In this study, we successfully predicted the optional function of key aberrant genes by gene networks for EOPE. Concretely, firstly, the 81 DEGs were screened out with the Limma procedure package, and the most significant DEGs were IER5, ITSN1, PPP1R16B, SLC16A10, and TNFAIP. Then the SRCC was calculated to assess co-expressed strength of each interaction between DEGs, based on which we constructed the co-expressed network to vividly exhibit their interlinking relationship with the Cytoscape software. The C4orf48 and SCN9A with the highest degrees were screened out from the sub-network drawn with the threshold of edges weight values > 0.8. The last but not least, the MF algorithm was used to extend the GBA principle based on neighbor voting, including the nearest-neighbor voting and indirect connections, and the ranking of genes arisen from MF scores. Further, a 3-fold cross validation was conducted to evaluate the accuracy of the algorithm, and as a result, the AUCs for the majority of functional terms were over 0.5, implying that the performance of GO terms was good, and we could use the AUCs to predict GO category membership. Six GO terms with the AUCs over 0.7 including the ion binding function and cellular response to stimulus process were identified and naturally regarded as the optional gene functions in EOPE.

The expression of abnormal genes is a critical factor in the onset and development of disease (13, 14). Therefore, it is very important for us to explore how the abnormal genes regulate the molecular function and biological processes associated with EOPE. In this study, the ion binding function was found to be most relevant to EOPE. During pregnancy, the placenta constitutes the main barrier for the exchange of material between mother and fetus, which becomes a vital organ that maintains nutrition and development of fetal. There are many ion channels in syncytiotrophoblast of human placenta, including chloride channels, calcium channels, sodium channels and potassium channels (15,16). The expression level of human calcium transport proteins CaT1 in the placenta is related to the absorptive amount of calcium ions and was time-dependent (17). Thus, these channels are closely related to the physiological function regulation of the placenta, and the change of ion binding function may influence the placental microenvironment, which was an important factor that lead to maternal hypertension and less nutrition to fetal.
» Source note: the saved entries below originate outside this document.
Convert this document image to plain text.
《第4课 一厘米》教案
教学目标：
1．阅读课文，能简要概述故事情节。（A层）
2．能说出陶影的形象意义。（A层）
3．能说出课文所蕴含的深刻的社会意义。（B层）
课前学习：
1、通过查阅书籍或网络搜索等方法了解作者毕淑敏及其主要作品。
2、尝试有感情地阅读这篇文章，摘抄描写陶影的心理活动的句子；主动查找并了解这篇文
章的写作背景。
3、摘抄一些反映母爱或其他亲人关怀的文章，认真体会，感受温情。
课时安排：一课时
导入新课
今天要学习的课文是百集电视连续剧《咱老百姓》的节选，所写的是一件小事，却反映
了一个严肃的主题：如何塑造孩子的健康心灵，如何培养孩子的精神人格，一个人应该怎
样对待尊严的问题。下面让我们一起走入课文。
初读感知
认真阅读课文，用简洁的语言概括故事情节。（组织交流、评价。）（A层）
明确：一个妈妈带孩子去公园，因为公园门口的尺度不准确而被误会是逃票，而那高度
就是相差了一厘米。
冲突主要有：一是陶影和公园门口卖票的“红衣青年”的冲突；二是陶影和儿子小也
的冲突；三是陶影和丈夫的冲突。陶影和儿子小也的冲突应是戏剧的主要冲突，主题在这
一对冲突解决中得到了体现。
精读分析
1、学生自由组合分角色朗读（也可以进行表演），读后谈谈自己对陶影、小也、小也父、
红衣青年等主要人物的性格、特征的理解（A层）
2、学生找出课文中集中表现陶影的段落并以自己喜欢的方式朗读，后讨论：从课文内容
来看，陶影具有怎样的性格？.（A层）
Cellular response to stimulus is a defensive or adaptive response from the cells when they encounter harmful stimuli or lie in a hostile environment. The harmful stimuli includes reactive oxygen species (ROS), physical and chemical agents. The antioxidant reaction of the body can lead to the increase of lipid peroxides, and affect some cell signaling transduction and enzyme pathways related to the synthesis of vascularized substances (18). In our study, the cellular response to stimulus process was predicted an important function involved in the pathophysiology of preeclampsia by DEGs network-based GBA method. Through the literatures, we found the oxidative stress, one of the cellular response to stimulus processes, was reported elevated in mildly EOPE patients (19, 20). Besides, the oxidative stress was observed in the oocytes of obese animals before pregnancy. Therefore, the cellular response to stimulus function plays an important role in the occurrence and development of pathological EOPE. Based on the above mechanism, supplemental antioxidants in pregnancy may fight against oxidative stress, and prevent or delay the occurrence of EOPE.

Conclusion

This study plays a great role for the molecular mechanisms underlying EOPE, and it may help us to understand the pathogenesis to focus on the genes which belong to these functions.

Ethical considerations

Ethical issues (Including plagiarism, informed consent, misconduct, data fabrication and/or falsification, double publication and/or submission, redundancy, etc.) have been completely observed by the authors.